Temporal modeling and spatio-temporal collaboration are pivotal techniques for video-based human pose estimation. Most state-of-the-art methods adopt optical flow or temporal difference, learning local visual content correspondence across frames at the pixel level, to capture motion dynamics. However, such a paradigm essentially relies on localized pixel-to-pixel similarity, which neglects the semantical correlations among frames and is vulnerable to image quality degradations (e.g. occlusions or blur). Moreover, existing approaches often combine motion and spatial (appearance) features via simple concatenation or summation, leading to practical challenges in fully leveraging these distinct modalities. In this paper, we present a novel framework that learns multi-level semantical dynamics and dense spatio-temporal collaboration for multi-frame human pose estimation. Specifically, we first design a Multi-Level Semantic Motion Encoder using a multi-masked context and pose reconstruction strategy. This strategy stimulates the model to explore multi-granularity spatiotemporal semantic relationships among frames by progressively masking the features of (patch) cubes and frames. We further introduce a Spatial-Motion Mutual Learning module which densely propagates and consolidates context information from spatial and motion features to enhance the capability of the model.

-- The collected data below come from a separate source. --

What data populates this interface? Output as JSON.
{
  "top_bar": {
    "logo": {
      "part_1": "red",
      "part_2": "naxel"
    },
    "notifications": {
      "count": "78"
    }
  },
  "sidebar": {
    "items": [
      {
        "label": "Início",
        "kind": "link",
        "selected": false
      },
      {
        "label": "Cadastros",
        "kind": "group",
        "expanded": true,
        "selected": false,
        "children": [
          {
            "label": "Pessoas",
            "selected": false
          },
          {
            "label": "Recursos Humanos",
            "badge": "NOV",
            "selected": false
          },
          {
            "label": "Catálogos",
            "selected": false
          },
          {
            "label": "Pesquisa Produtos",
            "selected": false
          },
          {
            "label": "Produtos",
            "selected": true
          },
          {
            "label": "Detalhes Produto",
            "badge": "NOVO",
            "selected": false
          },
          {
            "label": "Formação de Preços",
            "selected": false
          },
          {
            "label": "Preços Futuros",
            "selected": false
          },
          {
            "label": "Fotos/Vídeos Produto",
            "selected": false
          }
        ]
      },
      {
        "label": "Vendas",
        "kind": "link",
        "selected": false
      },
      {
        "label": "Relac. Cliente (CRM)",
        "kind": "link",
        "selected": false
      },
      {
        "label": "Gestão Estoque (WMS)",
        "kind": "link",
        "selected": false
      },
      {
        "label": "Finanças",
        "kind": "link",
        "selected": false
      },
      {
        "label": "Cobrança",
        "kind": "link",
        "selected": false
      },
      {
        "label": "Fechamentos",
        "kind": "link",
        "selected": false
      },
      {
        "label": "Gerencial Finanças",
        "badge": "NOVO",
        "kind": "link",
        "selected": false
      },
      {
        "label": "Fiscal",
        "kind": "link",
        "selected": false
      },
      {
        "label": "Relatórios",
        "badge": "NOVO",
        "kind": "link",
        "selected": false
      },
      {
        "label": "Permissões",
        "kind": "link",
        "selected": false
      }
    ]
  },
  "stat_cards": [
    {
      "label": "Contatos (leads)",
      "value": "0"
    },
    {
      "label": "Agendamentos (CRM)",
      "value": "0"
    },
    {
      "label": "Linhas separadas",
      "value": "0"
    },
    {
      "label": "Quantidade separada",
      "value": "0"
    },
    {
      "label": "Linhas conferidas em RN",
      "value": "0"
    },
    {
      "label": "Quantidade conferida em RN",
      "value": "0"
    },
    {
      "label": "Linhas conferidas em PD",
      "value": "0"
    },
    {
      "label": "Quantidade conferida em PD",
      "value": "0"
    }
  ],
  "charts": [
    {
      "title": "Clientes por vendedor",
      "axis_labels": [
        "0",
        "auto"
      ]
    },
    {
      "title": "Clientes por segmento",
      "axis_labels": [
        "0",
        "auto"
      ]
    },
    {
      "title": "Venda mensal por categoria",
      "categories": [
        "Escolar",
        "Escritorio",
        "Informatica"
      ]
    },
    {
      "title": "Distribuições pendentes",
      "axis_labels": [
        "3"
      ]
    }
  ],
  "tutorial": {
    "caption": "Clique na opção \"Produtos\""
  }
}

Extensive experiments demonstrate that our approach sets new state-of-the-art results on three benchmark datasets, PoseTrack2017, PoseTrack2018, and PoseTrack21.

Figures (15)

• Figure 1: State-of-the-art methods like (a) TDMI feng2023mutual and (b) PoseWarper bertasius2019learning focus on modeling local pixel-wise dynamics based on feature similarities and they both show limitations during severe occlusion and blur. In contrast, our method (c) is more robust by fully exploiting the multi-level semantic motion contexts.
• Figure 2: Paradigm comparisons of existing pixel-wise motion estimation and our proposed multi-level semantical motion modeling.
• Figure 3: Overall pipeline of our proposed framework. The goal is to estimate the human pose in the keyframe. Given the input sequence, we first extract their spatial features using a visual encoder. The resulting feature tokens are then processed via two modules (b) MLSME and (c) SMML for motion feature extraction and spatial-motion feature aggregation. Finally, a detection head is employed to produce the final pose estimation $\hat{\mathbf{H}}_t^{i}$.
• Figure 4: Detailed structures of the sub-components, including (a) joint space-time attention, (b) divided space-time attention, and (c) Spatial-Motion Cross-Attention (SMCA).
• Figure 5: Visualization of temporal attention and space attention schemes. The patch in red indicates an arbitrary query patch within the input sequence, while blue and yellow patches represent the corresponding feature activations for temporal attention and space attention, respectively.